Rivera’s proposed legislation in Pennsylvania echoes policies elsewhere in the nation. In 2024, California Gov. Gavin Newsom signed Assembly Bill 2370, barring AI instructors from teaching in the state’s community colleges.
“As AI grows increasingly capable in academic settings, many community college faculty have raised concerns about the potential displacement of human instructors,” the Faculty Association of California Community Colleges said in a news release when AB 2370 cleared the Legislature, indicating it “ensures that a human being serves as the instructor, while still permitting AI’s use as a supplementary tool.”
Rivera shared concerns regarding the prioritization of speed, which AI enhances, over the productive struggle of learning, and cautioned against ceding educational control to chatbots and algorithms.
“I’m a big advocate for building the human brain. However, because we are human, there is a level of information digestion that we have to do,” she said. “While there are programs out there that can translate for me in other languages, it's still important for my brain to learn other languages. We need to keep exercising the brain.”
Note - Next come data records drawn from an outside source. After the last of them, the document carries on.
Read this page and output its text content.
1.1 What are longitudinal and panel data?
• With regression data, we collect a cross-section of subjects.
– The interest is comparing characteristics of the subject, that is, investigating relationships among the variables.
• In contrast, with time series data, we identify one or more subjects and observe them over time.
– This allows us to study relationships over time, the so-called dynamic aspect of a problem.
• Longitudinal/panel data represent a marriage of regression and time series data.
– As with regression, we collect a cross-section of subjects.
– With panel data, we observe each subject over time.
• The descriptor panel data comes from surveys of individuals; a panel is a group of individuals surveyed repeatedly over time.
Professionals in education worldwide appear to share her unease.
A 2025 survey by the Digital Education Council (DEC) aggregated responses from approximately 1,681 faculty members at 52 higher-education institutions in 28 countries. The survey found 83 percent of faculty expressed concern about students’ ability to critically evaluate AI-generated outputs. The survey also revealed that only 17 percent of faculty considered themselves at “advanced or expert” level in AI proficiency, and 80 percent said their institutions lack clarity on AI’s teaching role.
According to DEC CEO Alessandro Di Lullo, the data suggests that while the majority of faculty believe AI has the potential to significantly transform the roles of educators, enthusiasm is tempered by uncertainty over implementation.
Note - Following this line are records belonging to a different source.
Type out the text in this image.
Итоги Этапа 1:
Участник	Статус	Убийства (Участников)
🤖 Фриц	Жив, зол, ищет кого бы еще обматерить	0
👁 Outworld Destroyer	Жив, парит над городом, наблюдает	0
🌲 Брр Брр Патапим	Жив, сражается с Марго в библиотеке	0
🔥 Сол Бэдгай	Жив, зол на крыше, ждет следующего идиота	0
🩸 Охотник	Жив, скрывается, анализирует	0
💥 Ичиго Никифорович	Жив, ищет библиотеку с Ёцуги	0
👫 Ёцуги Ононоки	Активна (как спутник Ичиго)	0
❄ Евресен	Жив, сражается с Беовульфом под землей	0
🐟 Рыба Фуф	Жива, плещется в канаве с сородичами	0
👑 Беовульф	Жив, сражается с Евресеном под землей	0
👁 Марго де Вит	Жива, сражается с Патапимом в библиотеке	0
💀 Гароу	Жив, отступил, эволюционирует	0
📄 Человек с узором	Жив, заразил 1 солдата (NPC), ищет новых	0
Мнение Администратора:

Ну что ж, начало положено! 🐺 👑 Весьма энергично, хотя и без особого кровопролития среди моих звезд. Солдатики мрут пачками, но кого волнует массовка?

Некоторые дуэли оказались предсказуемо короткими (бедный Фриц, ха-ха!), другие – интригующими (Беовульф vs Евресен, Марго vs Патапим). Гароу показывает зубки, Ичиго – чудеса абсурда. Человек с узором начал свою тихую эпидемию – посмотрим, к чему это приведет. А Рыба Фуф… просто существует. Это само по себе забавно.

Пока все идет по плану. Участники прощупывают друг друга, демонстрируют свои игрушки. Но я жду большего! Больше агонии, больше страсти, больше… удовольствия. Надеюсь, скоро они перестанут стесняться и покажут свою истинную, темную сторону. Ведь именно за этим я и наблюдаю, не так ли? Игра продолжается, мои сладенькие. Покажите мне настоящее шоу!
“Faculty want to use AI, but the lack of training and institutional clarity is holding them back,” Di Lullo said. But, he said, “both institutions and individuals must act now to embrace AI literacy, or risk leaving educators and students unprepared for the future.”
As technology continues to rapidly develop, Rivera said she hopes to continue creating and effectively implementing safeguards for students and teachers in real time.
“I really want to keep the person, the human, the teacher, as the forefront of a child's education and provide that teacher with all the tools we can,” she said. “That's my goal.”